The shrewd eyes examined him. “Ye’ve got your grandfather Horace Shinn’s mouth. Stubborn. And I don’t like your smile.”
“Sorry,” murmured Johnny.
“It’s got nothin’ behind it. Are ye married?”
“Heavens, no.”
“Ought to be,” Aunt Fanny Adams decided. “Some woman’d make a man of ye. What d’ye do, Johnny Shinn?”
“Nothing.”
“Nothin’?” She was appalled. “But there’s somethin’ wrong with ye, boy! Why, I’m over ninety, and I ain’t found time to do half the things I want to! Never heard the like. How old are ye?”
“Thirty-one.”
“And ye don’t do nothin’? Are ye rich?”
“Poor as poor.”
“Don’t ye want to do somethin’?”
“Sure. But I don’t know what.”
“But weren’t ye trained for nothin’?”
Johnny laughed. “Studied law, or started to. The war stopped that. Then afterward I couldn’t seem to decide on anything. Sort of drifted, trying one thing and another. Came Korea, and I jumped back in. Since then...” He shrugged. “Let’s talk about you, Mrs. Adams. You’re a far more interesting subject.”
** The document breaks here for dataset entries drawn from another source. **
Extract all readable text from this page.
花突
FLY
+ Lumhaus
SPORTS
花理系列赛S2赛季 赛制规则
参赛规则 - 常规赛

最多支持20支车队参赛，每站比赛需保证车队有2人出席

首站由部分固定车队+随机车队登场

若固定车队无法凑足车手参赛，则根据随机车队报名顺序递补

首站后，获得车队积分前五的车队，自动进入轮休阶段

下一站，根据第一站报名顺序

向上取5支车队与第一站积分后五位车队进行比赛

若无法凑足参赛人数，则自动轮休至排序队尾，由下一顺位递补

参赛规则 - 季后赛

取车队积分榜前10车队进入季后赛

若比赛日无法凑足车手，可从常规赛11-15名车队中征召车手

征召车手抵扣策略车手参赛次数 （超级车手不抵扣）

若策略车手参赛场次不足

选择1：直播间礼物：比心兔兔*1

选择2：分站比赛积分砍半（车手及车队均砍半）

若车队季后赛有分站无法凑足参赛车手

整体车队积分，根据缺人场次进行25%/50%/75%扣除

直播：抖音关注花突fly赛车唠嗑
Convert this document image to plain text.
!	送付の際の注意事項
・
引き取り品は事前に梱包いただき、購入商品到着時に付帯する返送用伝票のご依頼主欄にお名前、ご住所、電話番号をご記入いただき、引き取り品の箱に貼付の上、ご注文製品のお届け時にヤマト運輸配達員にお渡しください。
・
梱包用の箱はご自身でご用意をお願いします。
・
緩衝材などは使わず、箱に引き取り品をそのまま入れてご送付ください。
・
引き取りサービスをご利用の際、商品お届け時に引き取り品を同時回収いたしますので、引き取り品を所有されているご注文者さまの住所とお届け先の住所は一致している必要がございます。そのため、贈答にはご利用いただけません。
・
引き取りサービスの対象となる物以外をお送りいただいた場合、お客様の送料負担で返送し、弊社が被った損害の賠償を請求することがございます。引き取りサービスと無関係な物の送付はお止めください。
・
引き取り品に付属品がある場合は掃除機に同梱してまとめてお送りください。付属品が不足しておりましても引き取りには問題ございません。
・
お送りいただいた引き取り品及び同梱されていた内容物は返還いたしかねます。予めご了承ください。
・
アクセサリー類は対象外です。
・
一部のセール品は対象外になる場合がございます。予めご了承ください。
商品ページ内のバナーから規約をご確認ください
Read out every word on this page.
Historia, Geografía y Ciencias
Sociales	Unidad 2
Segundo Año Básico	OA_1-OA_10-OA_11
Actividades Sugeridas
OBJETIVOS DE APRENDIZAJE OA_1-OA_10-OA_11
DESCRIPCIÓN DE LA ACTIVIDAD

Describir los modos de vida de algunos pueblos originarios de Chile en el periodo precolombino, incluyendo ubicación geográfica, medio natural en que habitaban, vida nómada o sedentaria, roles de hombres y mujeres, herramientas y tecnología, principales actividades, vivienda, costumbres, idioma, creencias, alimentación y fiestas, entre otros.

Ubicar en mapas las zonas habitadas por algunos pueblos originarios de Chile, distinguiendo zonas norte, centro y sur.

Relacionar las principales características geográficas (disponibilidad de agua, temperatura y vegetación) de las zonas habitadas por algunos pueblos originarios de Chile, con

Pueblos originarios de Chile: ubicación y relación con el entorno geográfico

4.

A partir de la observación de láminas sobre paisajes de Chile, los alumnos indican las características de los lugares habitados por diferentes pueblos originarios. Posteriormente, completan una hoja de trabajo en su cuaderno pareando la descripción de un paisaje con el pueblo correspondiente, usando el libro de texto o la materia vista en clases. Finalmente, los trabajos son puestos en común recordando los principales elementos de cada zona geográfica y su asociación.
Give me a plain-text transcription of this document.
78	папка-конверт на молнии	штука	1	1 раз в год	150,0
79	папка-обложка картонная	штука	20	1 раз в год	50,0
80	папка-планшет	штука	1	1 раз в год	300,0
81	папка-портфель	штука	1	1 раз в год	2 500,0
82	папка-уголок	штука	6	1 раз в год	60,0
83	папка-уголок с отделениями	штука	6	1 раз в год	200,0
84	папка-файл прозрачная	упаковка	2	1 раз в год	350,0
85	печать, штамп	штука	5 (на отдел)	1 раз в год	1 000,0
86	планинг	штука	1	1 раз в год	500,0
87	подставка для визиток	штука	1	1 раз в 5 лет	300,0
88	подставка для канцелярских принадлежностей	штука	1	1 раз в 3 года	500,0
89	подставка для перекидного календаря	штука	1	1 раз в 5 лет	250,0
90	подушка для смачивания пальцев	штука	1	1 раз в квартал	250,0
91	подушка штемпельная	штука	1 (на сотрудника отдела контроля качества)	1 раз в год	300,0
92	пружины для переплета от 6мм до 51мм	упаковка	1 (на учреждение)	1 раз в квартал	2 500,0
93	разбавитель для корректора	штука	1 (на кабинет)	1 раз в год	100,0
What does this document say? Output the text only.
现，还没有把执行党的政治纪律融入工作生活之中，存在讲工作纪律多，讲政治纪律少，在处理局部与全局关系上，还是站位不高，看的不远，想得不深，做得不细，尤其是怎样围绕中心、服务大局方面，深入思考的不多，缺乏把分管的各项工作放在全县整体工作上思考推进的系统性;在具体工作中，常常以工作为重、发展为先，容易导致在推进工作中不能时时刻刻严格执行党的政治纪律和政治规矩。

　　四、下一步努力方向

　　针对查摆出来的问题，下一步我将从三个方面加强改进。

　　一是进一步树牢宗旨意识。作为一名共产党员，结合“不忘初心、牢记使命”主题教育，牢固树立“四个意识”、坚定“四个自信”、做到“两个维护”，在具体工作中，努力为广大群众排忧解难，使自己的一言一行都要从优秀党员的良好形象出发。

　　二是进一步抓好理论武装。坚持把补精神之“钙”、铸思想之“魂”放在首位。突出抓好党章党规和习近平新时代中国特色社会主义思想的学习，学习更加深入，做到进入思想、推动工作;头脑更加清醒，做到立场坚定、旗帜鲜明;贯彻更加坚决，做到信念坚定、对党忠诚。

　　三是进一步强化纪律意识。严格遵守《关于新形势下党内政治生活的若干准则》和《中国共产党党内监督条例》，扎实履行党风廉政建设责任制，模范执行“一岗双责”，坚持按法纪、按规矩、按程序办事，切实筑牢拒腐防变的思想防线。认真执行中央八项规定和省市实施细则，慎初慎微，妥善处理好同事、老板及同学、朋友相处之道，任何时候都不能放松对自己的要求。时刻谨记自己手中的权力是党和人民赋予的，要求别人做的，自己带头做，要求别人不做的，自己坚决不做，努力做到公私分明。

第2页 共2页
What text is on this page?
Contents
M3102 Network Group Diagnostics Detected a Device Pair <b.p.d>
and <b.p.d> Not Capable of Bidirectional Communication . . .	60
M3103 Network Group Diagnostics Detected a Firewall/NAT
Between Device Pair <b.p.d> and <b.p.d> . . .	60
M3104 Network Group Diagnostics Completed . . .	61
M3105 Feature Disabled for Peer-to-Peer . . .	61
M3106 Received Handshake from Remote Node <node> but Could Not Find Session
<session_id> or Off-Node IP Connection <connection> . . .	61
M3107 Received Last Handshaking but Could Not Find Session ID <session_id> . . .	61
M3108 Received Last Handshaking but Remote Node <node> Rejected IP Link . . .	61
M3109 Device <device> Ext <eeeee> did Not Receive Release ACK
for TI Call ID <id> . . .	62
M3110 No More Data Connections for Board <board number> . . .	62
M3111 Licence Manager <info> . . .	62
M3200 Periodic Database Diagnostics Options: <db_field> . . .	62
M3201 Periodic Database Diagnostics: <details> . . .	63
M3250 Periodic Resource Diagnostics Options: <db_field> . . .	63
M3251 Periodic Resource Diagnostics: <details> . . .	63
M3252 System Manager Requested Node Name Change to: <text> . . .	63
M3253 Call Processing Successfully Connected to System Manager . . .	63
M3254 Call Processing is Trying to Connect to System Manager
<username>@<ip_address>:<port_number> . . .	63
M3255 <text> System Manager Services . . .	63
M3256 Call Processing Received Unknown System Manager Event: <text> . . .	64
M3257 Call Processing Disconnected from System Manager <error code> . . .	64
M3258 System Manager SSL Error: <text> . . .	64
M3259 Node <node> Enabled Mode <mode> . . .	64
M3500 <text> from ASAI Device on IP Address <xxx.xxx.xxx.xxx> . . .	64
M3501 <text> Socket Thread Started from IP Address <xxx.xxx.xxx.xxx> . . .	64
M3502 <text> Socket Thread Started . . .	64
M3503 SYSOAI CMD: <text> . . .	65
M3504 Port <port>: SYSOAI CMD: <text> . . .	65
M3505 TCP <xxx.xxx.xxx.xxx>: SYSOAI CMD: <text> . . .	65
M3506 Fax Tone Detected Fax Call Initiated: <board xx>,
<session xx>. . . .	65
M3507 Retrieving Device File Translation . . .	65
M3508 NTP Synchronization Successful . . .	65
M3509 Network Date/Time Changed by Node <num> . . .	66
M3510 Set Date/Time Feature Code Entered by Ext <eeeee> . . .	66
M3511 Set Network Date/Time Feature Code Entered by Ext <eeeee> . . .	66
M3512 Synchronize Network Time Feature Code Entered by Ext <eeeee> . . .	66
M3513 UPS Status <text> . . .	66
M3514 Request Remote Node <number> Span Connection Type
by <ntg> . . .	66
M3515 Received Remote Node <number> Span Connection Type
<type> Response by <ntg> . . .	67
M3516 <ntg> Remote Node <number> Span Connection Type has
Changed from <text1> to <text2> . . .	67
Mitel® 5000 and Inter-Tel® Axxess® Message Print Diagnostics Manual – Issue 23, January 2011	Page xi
But the withered mouth did not relax. “Unhappy, ain’t ye?”
“Happy as a lark,” said Johnny. “What’s there to be unhappy about? Do you know this is a red-letter day in my life, Mrs. Adams?”
She took his limp hand between her warm papery ones. “All right,” she said. “But I’m not lettin’ ye off the hook, Johnny Shinn. We got to have a real long talk...”
It was eleven o’clock when Judge Shinn had walked him up Shinn Road past the church to turn into the Adams gate and through a garden fragrant with pansies and roses and dogwood trees to the simple stone step and the gracious door overhung by the second story and the steep-pitched roof; and there she had been, this wonderful old woman, receiving her neighbors with dry hospitality, a word for everyone, and a special sharp one for the Judge.
Her house was like herself — clean, old, and filled with beauty. Color ran everywhere, the same bright colors that flamed on her canvases. And the Shinn Corners folk who crowded her parlor seemed freshened by them, simplified and renewed. There was a great deal of laughter and joking; the parlor was filled with nasal good-fellowship. Johnny gathered that Aunt Fanny Adams’s “open house” occasions were highlights in the dull life of the village.
The old lady had prepared pitchers of milk and great platters of cookies and heaps of ice cream for the children. Johnny tasted blueberry muffins and johnnycake, crabapple jelly and cranberry conserve and grape butter. There was coffee and tea and punch. She kept feeding him as if he were a child.
He had very little time with her. She sat beside him in her long black dress with its high collar, without ornament except for an oldfashioned cameo locket-watch which she wore on a thin gold chain about her neck — talking of the long ago when she had been a girl in Shinn Corners, how things had been in those days, and how looking backward was a folly reserved for the very old.
“The young ones can’t live in their kinsmen’s past,” she said, smiling. “Life is tryin’ to upset applecarts. Death is pushin’ a handplow in a tractor age. There’s nothin’ wicked about change. In the end the same good things — what I s’pose ye’d call ‘values’ — survive. But I like keepin’ up to date.”
“Yet,” Johnny smiled back, “your house is full of the most wonderful antiques.” Death, he thought, is standing still in a hurricane. But he did not say it.